Magma contains dissolved gases, which provide the driving force that causes most volcanic eruptions. As magma rises towards the surface and pressure decreases, gases are released from the liquid portion of the magma (melt) and continue to travel upward and are eventually released into the atmosphere. Large eruptions can release enormous amounts of gas in a short time. The 1991 eruption of Mt. Pinatubo is thought to have injected more than 250 megatons of gas into the upper atmosphere on a single day. However, even if magma never reaches the surface, gases can often escape continuously into the atmosphere from the soil, volcanic vents, fumaroles, and hydrothermal systems.
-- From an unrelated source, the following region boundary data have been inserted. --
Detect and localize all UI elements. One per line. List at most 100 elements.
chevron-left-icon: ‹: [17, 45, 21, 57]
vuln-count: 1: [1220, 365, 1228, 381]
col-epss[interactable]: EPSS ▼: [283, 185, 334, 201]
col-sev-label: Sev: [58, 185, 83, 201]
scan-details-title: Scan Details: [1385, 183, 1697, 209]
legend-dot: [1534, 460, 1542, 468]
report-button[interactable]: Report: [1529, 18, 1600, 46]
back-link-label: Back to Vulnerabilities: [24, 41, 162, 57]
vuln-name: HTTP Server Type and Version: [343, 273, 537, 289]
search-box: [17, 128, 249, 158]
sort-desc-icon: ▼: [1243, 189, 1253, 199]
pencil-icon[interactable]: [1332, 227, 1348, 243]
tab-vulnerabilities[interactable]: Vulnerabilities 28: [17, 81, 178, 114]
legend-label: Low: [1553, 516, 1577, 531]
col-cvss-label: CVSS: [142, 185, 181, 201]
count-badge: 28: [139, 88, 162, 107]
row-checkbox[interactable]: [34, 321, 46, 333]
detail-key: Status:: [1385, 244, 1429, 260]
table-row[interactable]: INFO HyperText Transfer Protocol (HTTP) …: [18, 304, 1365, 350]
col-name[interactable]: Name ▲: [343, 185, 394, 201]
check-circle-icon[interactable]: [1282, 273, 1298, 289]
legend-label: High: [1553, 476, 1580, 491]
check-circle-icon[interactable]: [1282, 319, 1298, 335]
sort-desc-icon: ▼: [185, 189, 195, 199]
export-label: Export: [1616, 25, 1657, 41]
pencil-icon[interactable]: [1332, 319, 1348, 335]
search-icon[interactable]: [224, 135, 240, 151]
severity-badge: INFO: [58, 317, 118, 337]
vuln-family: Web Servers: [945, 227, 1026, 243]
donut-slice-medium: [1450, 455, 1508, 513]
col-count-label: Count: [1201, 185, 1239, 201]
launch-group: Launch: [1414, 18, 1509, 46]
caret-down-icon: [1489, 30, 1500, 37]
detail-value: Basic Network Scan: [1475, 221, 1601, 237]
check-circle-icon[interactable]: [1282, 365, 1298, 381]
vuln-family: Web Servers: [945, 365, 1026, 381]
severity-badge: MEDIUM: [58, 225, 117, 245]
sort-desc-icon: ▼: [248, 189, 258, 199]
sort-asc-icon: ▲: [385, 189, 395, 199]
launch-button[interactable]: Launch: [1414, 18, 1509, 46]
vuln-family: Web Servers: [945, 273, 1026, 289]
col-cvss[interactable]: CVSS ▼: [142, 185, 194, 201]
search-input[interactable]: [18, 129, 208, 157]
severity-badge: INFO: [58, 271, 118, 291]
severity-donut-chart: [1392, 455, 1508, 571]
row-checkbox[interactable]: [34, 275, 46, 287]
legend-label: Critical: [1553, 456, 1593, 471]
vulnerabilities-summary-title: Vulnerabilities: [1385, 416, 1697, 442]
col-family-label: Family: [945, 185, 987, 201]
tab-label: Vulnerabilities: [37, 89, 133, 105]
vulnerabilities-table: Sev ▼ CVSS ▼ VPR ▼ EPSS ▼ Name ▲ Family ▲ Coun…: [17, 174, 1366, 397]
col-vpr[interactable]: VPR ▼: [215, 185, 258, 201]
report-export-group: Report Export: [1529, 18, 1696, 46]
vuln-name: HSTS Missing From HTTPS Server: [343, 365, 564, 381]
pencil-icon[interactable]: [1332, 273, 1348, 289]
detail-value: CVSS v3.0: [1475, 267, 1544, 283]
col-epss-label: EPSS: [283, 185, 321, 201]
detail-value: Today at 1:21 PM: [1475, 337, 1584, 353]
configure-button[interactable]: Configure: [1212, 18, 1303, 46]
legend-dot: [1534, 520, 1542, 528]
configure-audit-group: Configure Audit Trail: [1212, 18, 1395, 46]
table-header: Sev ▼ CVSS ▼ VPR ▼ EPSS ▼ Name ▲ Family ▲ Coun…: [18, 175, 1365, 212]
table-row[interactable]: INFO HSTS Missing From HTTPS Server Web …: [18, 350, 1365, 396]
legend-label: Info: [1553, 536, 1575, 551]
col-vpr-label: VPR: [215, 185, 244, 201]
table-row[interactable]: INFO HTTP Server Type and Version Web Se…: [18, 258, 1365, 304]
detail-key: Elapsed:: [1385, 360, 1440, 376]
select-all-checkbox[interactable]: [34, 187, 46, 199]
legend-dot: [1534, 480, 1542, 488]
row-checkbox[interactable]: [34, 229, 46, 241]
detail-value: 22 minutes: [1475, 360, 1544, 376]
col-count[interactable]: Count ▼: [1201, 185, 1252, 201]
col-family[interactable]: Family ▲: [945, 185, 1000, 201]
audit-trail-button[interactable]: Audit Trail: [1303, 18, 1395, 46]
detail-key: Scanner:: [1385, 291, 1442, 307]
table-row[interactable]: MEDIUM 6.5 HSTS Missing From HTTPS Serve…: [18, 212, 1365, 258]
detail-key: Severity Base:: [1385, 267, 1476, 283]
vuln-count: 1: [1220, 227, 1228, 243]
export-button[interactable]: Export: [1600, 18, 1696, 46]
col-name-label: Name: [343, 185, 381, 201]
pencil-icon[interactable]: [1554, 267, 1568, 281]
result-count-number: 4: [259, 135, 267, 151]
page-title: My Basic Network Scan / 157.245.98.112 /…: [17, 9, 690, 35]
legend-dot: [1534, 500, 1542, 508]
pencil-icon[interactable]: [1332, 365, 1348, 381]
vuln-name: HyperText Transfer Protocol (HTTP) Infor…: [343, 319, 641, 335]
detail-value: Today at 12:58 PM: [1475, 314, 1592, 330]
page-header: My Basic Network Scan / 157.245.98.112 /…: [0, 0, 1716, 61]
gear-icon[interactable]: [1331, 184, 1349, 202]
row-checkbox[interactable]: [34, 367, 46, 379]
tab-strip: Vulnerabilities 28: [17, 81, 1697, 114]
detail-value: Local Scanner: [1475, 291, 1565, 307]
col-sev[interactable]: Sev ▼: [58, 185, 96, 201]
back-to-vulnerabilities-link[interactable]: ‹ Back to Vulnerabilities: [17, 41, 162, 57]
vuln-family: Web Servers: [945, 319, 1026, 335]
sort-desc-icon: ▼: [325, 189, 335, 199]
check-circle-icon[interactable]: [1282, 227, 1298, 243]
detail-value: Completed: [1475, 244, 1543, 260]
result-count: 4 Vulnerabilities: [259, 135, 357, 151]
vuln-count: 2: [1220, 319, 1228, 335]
By far the most abundant volcanic gas is water vapor, which is harmless. However, significant amounts of carbon dioxide, sulfur dioxide, hydrogen sulfide and hydrogen halides can also be emitted from volcanoes. Depending on their concentrations, these gases are all potentially hazardous to people, animals, agriculture, and property.
Carbon dioxide constitutes approximately 0.04% of the air in the Earth's atmosphere. In an average year, volcanoes release between about 180 and 440 million tonnes of carbon dioxide. When this colorless, odorless gas is emitted from volcanoes, it typically becomes diluted to low concentrations very quickly and is not life threatening. However, because cold carbon dioxide gas is heavier than air it can flow into in low-lying areas where it can reach much higher concentrations in certain, very stable atmospheric conditions. This can pose serious risks to people and animals. Breathing air with more than 3% CO2 can quickly lead to headaches, dizziness, increased heart rate and difficulty breathing. At mixing ratios exceeding about 15%, carbon dioxide quickly causes unconsciousness and death.
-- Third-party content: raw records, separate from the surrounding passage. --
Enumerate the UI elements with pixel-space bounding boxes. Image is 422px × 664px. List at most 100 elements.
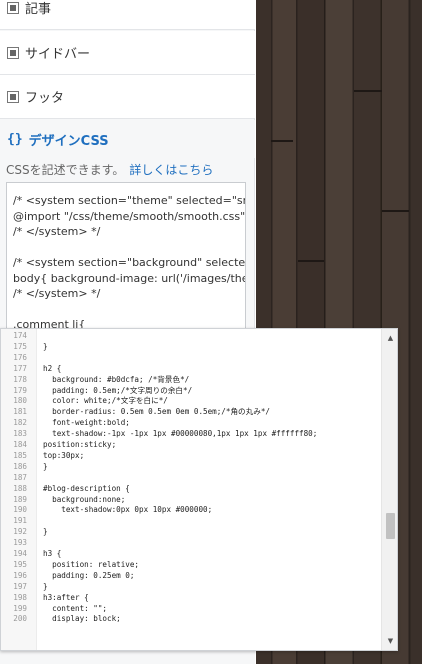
line-number: 197 (13, 581, 27, 591)
line-text: h3:after { (43, 592, 89, 602)
details-link[interactable]: 詳しくはこちら (129, 163, 213, 177)
css-line: /* <system section="theme" selected="smo… (13, 194, 245, 207)
css-line: @import "/css/theme/smooth/smooth.css"; (13, 209, 246, 223)
code-line: 193 (1, 538, 381, 549)
code-line: 195 position: relative; (1, 560, 381, 571)
line-number: 179 (13, 385, 27, 395)
css-line: body{ background-image: url('/images/the… (13, 271, 245, 285)
line-text: h2 { (43, 363, 62, 373)
wood-seam (271, 140, 293, 142)
code-editor[interactable]: 174 175} 176 177 h2 { 178 background: #b0… (0, 328, 398, 651)
line-number: 182 (13, 418, 27, 428)
description-text: CSSを記述できます。 (6, 163, 125, 177)
design-css-header[interactable]: {} デザインCSS (0, 120, 255, 158)
line-number: 200 (13, 614, 27, 624)
section-icon (7, 46, 19, 59)
wood-seam (298, 260, 324, 262)
code-line: 182 font-weight:bold; (1, 418, 381, 429)
wood-seam (354, 90, 382, 92)
line-text: h3 { (43, 549, 62, 558)
line-text: text-shadow:-1px -1px 1px #00000080,1px … (43, 429, 318, 439)
code-line: 188 #blog-description { (1, 484, 381, 495)
line-number: 191 (13, 516, 27, 526)
design-css-description: CSSを記述できます。 詳しくはこちら (6, 161, 213, 178)
line-text: top:30px; (43, 450, 85, 460)
line-number: 187 (13, 472, 27, 482)
section-footer[interactable]: フッタ (0, 75, 255, 119)
panel-bottom (0, 651, 255, 664)
line-number: 186 (13, 461, 27, 471)
line-number: 177 (13, 363, 27, 373)
line-number: 181 (13, 407, 27, 417)
code-line: 199 content: ""; (1, 604, 381, 615)
code-line: 177 h2 { (1, 364, 381, 375)
line-number: 198 (13, 592, 27, 602)
line-number: 174 (13, 331, 27, 340)
scroll-up-icon[interactable]: ▲ (382, 331, 397, 345)
section-sidebar[interactable]: サイドバー (0, 31, 255, 75)
line-text: position: relative; (43, 559, 140, 569)
line-text: padding: 0.25em 0; (43, 570, 135, 580)
code-line: 194 h3 { (1, 549, 381, 560)
section-label-sidebar: サイドバー (25, 47, 91, 62)
design-css-title: デザインCSS (28, 133, 109, 149)
line-text: } (43, 341, 48, 351)
section-article[interactable]: 記事 (0, 0, 255, 30)
line-text: } (43, 581, 48, 591)
css-textarea[interactable]: /* <system section="theme" selected="smo… (6, 182, 246, 332)
code-line: 191 (1, 516, 381, 527)
line-text: position:sticky; (43, 440, 117, 449)
code-area[interactable]: 174 175} 176 177 h2 { 178 background: #b0… (1, 329, 381, 650)
code-line: 176 (1, 353, 381, 364)
line-number: 193 (13, 538, 27, 548)
code-line: 189 background:none; (1, 495, 381, 506)
line-text: } (43, 461, 48, 471)
code-line: 181 border-radius: 0.5em 0.5em 0em 0.5em… (1, 407, 381, 418)
code-line: 187 (1, 473, 381, 484)
line-number: 199 (13, 603, 27, 613)
section-icon (7, 1, 19, 14)
code-line: 197} (1, 582, 381, 593)
line-text: color: white;/*文字を白に*/ (43, 396, 168, 406)
code-braces-icon: {} (7, 131, 23, 147)
code-line: 198 h3:after { (1, 593, 381, 604)
line-number: 194 (13, 549, 27, 558)
line-number: 184 (13, 440, 27, 449)
vertical-scrollbar[interactable]: ▲ ▼ (381, 329, 397, 650)
code-line: 175} (1, 342, 381, 353)
code-line: 180 color: white;/*文字を白に*/ (1, 396, 381, 407)
code-line: 190 text-shadow:0px 0px 10px #000000; (1, 505, 381, 516)
code-line: 192} (1, 527, 381, 538)
code-line: 186} (1, 462, 381, 473)
css-line (13, 302, 239, 318)
line-number: 192 (13, 527, 27, 537)
scroll-thumb[interactable] (386, 513, 395, 539)
code-line: 183 text-shadow:-1px -1px 1px #00000080,… (1, 429, 381, 440)
code-line: 178 background: #b0dcfa; /*背景色*/ (1, 375, 381, 386)
code-line: 196 padding: 0.25em 0; (1, 571, 381, 582)
line-number: 189 (13, 494, 27, 504)
line-number: 196 (13, 570, 27, 580)
line-number: 185 (13, 450, 27, 460)
code-line: 184 position:sticky; (1, 440, 381, 451)
code-line: 200 display: block; (1, 614, 381, 625)
line-text: } (43, 527, 48, 537)
line-text: background:none; (43, 494, 126, 504)
line-text: display: block; (43, 614, 121, 624)
line-text: text-shadow:0px 0px 10px #000000; (43, 505, 213, 515)
wood-seam (382, 210, 409, 212)
line-text: #blog-description { (43, 483, 130, 493)
line-text: background: #b0dcfa; /*背景色*/ (43, 374, 190, 384)
line-number: 176 (13, 352, 27, 362)
scroll-down-icon[interactable]: ▼ (382, 634, 397, 648)
section-label-footer: フッタ (25, 91, 65, 106)
css-line: /* </system> */ (13, 225, 101, 238)
line-number: 178 (13, 374, 27, 384)
line-text: font-weight:bold; (43, 418, 130, 428)
line-number: 175 (13, 341, 27, 351)
css-line: /* </system> */ (13, 287, 101, 300)
section-label-article: 記事 (25, 2, 52, 17)
code-line: 174 (1, 331, 381, 342)
code-line: 179 padding: 0.5em;/*文字周りの余白*/ (1, 386, 381, 397)
line-number: 188 (13, 483, 27, 493)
In volcanic or other areas where CO2 emissions occur, it is important to avoid small depressions and low areas that might be CO2 traps. The boundary between healthy air and lethal gas can be extremely sharp; even a single step upslope may be adequate to escape death. In 2006, three ski patrol members were killed at Mammoth Mountain ski resort after falling into a snow depression surrounding a volcanic fumarole and filled with cool CO2 gas. High concentrations of CO2 gas in soils can also damage or destroy vegetation, as is visible in several areas on Mammoth Mountain.
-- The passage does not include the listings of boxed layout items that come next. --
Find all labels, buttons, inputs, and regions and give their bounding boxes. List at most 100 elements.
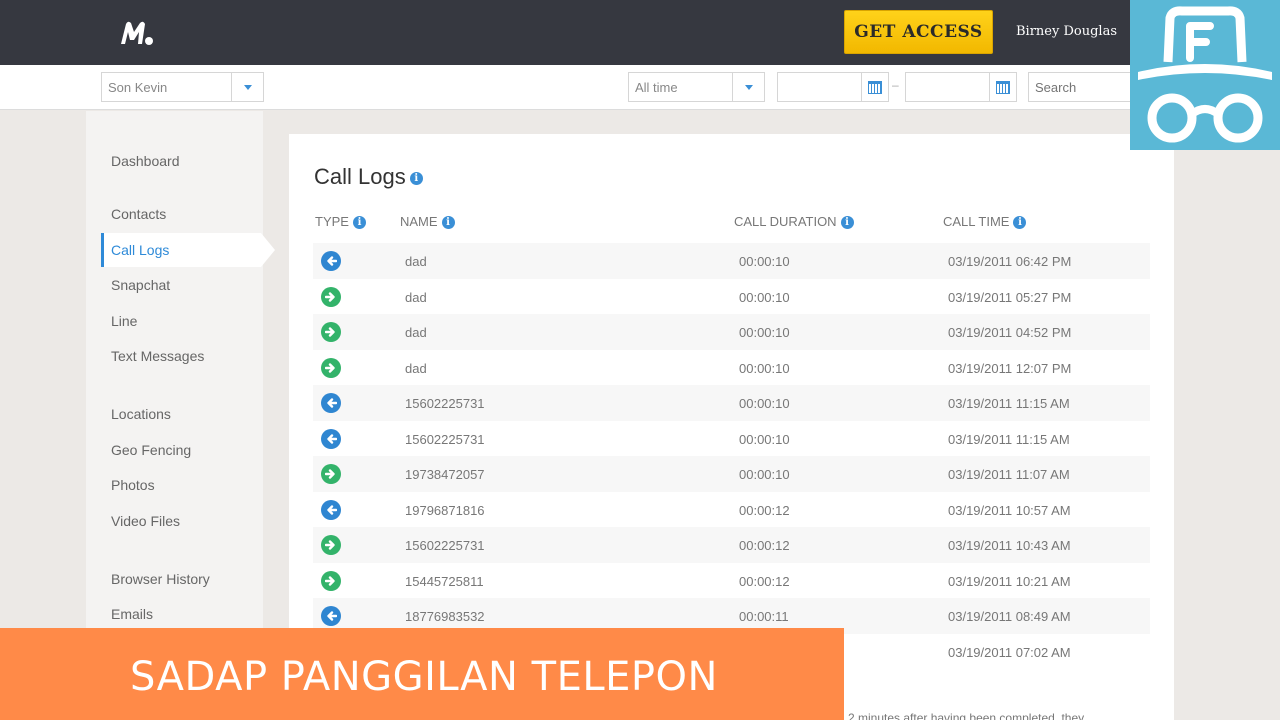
date-range-separator: –: [892, 78, 899, 92]
sidebar-item-video-files[interactable]: Video Files: [101, 504, 261, 538]
sidebar-item-locations[interactable]: Locations: [101, 397, 261, 431]
outgoing-call-icon: [321, 570, 341, 591]
device-select[interactable]: Son Kevin: [101, 72, 264, 102]
call-name: dad: [405, 325, 427, 340]
info-icon[interactable]: i: [1013, 216, 1027, 230]
info-icon[interactable]: i: [352, 216, 366, 230]
column-header-time-label: CALL TIME: [943, 214, 1010, 229]
calendar-icon[interactable]: [989, 73, 1016, 101]
call-time: 03/19/2011 12:07 PM: [948, 360, 1072, 376]
call-name: dad: [405, 360, 427, 376]
outgoing-call-icon: [321, 357, 341, 378]
sidebar-item-contacts[interactable]: Contacts: [101, 197, 261, 231]
user-name[interactable]: Birney Douglas: [1016, 24, 1117, 39]
outgoing-call-icon: [321, 322, 341, 342]
call-name: 15602225731: [405, 538, 485, 553]
call-time: 03/19/2011 04:52 PM: [948, 325, 1072, 340]
column-header-name-label: NAME: [400, 214, 438, 229]
chevron-down-icon[interactable]: [732, 73, 764, 101]
page-title-text: Call Logs: [314, 164, 406, 189]
info-icon[interactable]: i: [409, 171, 423, 185]
call-name: dad: [405, 289, 427, 305]
get-access-button[interactable]: GET ACCESS: [844, 10, 993, 54]
info-icon[interactable]: i: [840, 216, 854, 230]
chevron-down-icon[interactable]: [231, 73, 263, 101]
device-select-value: Son Kevin: [108, 80, 168, 95]
call-time: 03/19/2011 10:21 AM: [948, 573, 1071, 589]
outgoing-call-icon: [321, 286, 341, 307]
sidebar-item-photos[interactable]: Photos: [101, 468, 261, 502]
info-icon[interactable]: i: [441, 216, 455, 230]
page-title: Call Logs i: [314, 164, 423, 190]
sidebar-item-text-messages[interactable]: Text Messages: [101, 339, 261, 373]
outgoing-call-icon: [321, 535, 341, 555]
call-time: 03/19/2011 10:43 AM: [948, 538, 1071, 553]
call-time: 03/19/2011 08:49 AM: [948, 609, 1071, 624]
call-time: 03/19/2011 06:42 PM: [948, 254, 1072, 269]
call-time: 03/19/2011 11:15 AM: [948, 396, 1070, 411]
spy-badge: [1130, 0, 1280, 150]
table-row[interactable]: 19796871816 00:00:12 03/19/2011 10:57 AM: [313, 492, 1150, 528]
call-name: 15602225731: [405, 396, 485, 411]
calendar-icon[interactable]: [861, 73, 888, 101]
call-duration: 00:00:11: [739, 609, 789, 624]
call-name: 15445725811: [405, 573, 484, 589]
incoming-call-icon: [321, 606, 341, 626]
table-row[interactable]: dad 00:00:10 03/19/2011 06:42 PM: [313, 243, 1150, 279]
table-row[interactable]: 15602225731 00:00:10 03/19/2011 11:15 AM: [313, 421, 1150, 457]
sidebar-item-snapchat[interactable]: Snapchat: [101, 268, 261, 302]
footnote-text: 2 minutes after having been completed, t…: [848, 711, 1085, 720]
incoming-call-icon: [321, 393, 341, 413]
call-name: dad: [405, 254, 427, 269]
table-row[interactable]: 19738472057 00:00:10 03/19/2011 11:07 AM: [313, 456, 1150, 492]
call-duration: 00:00:10: [739, 396, 790, 411]
call-duration: 00:00:10: [739, 360, 790, 376]
table-row[interactable]: 15445725811 00:00:12 03/19/2011 10:21 AM: [313, 563, 1150, 599]
spy-incognito-icon: [1138, 6, 1272, 143]
top-bar: GET ACCESS Birney Douglas: [0, 0, 1280, 65]
call-time: 03/19/2011 07:02 AM: [948, 644, 1071, 660]
call-time: 03/19/2011 11:15 AM: [948, 431, 1070, 447]
column-header-duration-label: CALL DURATION: [734, 214, 837, 229]
call-time: 03/19/2011 10:57 AM: [948, 502, 1071, 518]
period-select[interactable]: All time: [628, 72, 765, 102]
call-duration: 00:00:10: [739, 254, 790, 269]
call-name: 15602225731: [405, 431, 485, 447]
column-header-time[interactable]: CALL TIME i: [943, 214, 1027, 230]
call-duration: 00:00:12: [739, 502, 790, 518]
call-duration: 00:00:12: [739, 573, 790, 589]
table-row[interactable]: dad 00:00:10 03/19/2011 04:52 PM: [313, 314, 1150, 350]
sidebar-item-call-logs[interactable]: Call Logs: [101, 233, 275, 267]
column-header-type[interactable]: TYPE i: [315, 214, 366, 230]
table-row[interactable]: dad 00:00:10 03/19/2011 12:07 PM: [313, 350, 1150, 386]
incoming-call-icon: [321, 499, 341, 520]
table-row[interactable]: 15602225731 00:00:10 03/19/2011 11:15 AM: [313, 385, 1150, 421]
outgoing-call-icon: [321, 464, 341, 484]
date-to-field[interactable]: [905, 72, 1017, 102]
table-row[interactable]: 15602225731 00:00:12 03/19/2011 10:43 AM: [313, 527, 1150, 563]
column-header-duration[interactable]: CALL DURATION i: [734, 214, 854, 230]
sidebar-item-emails[interactable]: Emails: [101, 597, 261, 631]
call-time: 03/19/2011 11:07 AM: [948, 467, 1070, 482]
call-name: 18776983532: [405, 609, 485, 624]
sidebar-item-line[interactable]: Line: [101, 304, 261, 338]
mspy-logo-icon[interactable]: [118, 18, 154, 48]
table-row[interactable]: dad 00:00:10 03/19/2011 05:27 PM: [313, 279, 1150, 315]
call-name: 19796871816: [405, 502, 485, 518]
call-duration: 00:00:10: [739, 431, 790, 447]
call-duration: 00:00:10: [739, 467, 790, 482]
column-header-name[interactable]: NAME i: [400, 214, 455, 230]
column-header-type-label: TYPE: [315, 214, 349, 229]
call-name: 19738472057: [405, 467, 485, 482]
incoming-call-icon: [321, 251, 341, 271]
sidebar-item-geo-fencing[interactable]: Geo Fencing: [101, 433, 261, 467]
sidebar-group: Locations Geo Fencing Photos Video Files: [86, 395, 263, 553]
sidebar-item-browser-history[interactable]: Browser History: [101, 562, 261, 596]
call-duration: 00:00:12: [739, 538, 790, 553]
date-from-field[interactable]: [777, 72, 889, 102]
period-select-value: All time: [635, 80, 678, 95]
caption-text: SADAP PANGGILAN TELEPON: [130, 654, 718, 700]
call-duration: 00:00:10: [739, 325, 790, 340]
sidebar-item-dashboard[interactable]: Dashboard: [101, 144, 261, 178]
call-log-table: dad 00:00:10 03/19/2011 06:42 PM dad 00:00:1…: [313, 243, 1150, 669]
In addition to their direct hazard, volcanic CO2 emissions also have the capacity to affect the global climate, but scientific studies indicate that the average global volcanic output is insignificant when compared to emissions from human activity.
Hydrogen sulfide is a colorless, flammable gas with a strong, offensive odor. It is sometimes referred to as sewer gas. Interestingly, the human nose is more sensitive to H2S than any gas monitoring instrument we have today: air mixtures with as little as 0.000001% H2S are associated with a rotten egg smell. Unfortunately, however, our sense of smell is not a reliable alarm - at mixing ratios above about 0.01%, H2S becomes odorless and very toxic, causing irritation of the upper respiratory tract and, during long exposure, pulmonary edema. Exposure to 500 ppm can cause a human to fall unconscious in 5 minutes and die in an hour or less.
When magma ascends close to the surface, volcanoes can emit the halogens fluorine, chlorine and bromine in the form of hydrogen halides (HF, HCl and HBr). These species are all strong acids and have high solubility; therefore they rapidly dissolve in water droplets within volcanic plumes or the atmosphere where they can potentially cause acid rain. In an ash-producing eruption, ash particles are also often coated with hydrogen halides. Once deposited, these coated ash particles can poison drinking water supplies, agricultural crops, and grazing land.